Voters in the 5th Congressional District will also be represented by the Campaign Legal Center (CLC). Mark Gaber, CLC’s senior director of redistricting, claims that the Missouri Republicans assigned one precinct to two different congressional districts, illegally creating two different maps.
(3) The process was so slapdash and rushed that the Legislature assigned one Kansas City precinct to TWO congressional districts. So they actually passed two maps, creating malapportioned and noncontiguous districts pic.twitter.com/LHeZKIs0EL
— Mark Gaber (@markpgaber) September 12, 2025
The maps could also face a direct democracy challenge from the group People NOT Politicians, who filed a citizen referendum after the maps were passed on Friday. This process seeks to put the map on the 2026 ballot for voters to decide on whether to implement it. People NOT Politicians would need to collect 100,000 signatures in 90 days to successfully put the map on the ballot.
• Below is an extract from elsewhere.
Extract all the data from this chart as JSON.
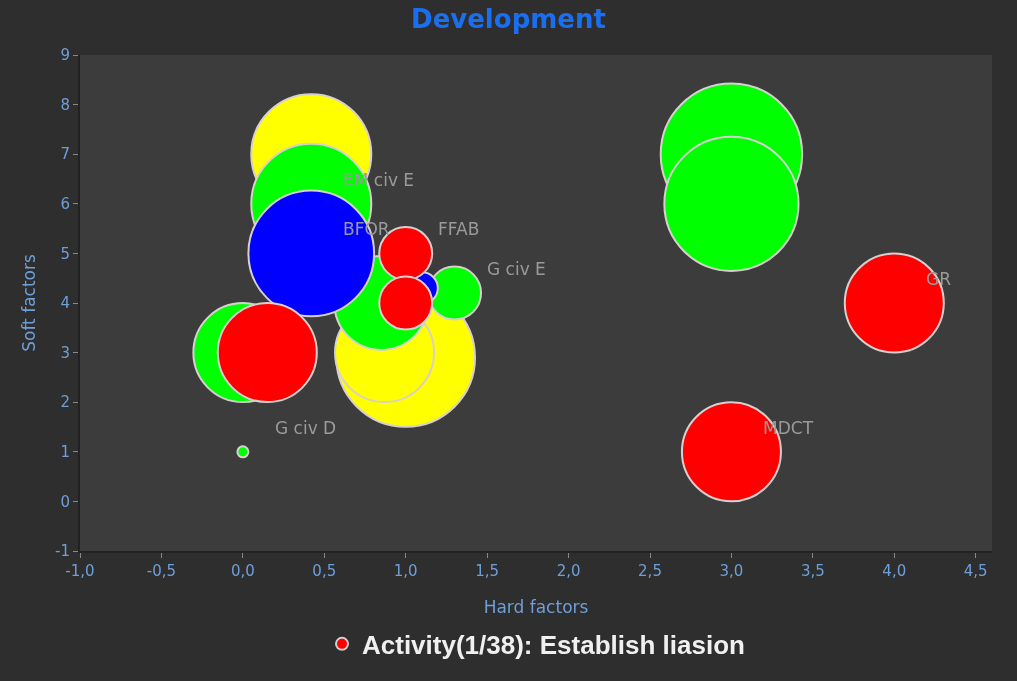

The organization first needs approval from the Secretary of State’s Office, which is waiting on Attorney General Catherine Hanaway (R) for legal review and State Auditor Scott Fitzpatrick (R) for a cost estimate.
“Only after the Attorney General has rendered an opinion on legal sufficiency and the secretary of state has reviewed those comments can this office make a final determination regarding the approval or rejection of the form of the petition,” the office said in a letter to People NOT Politicians.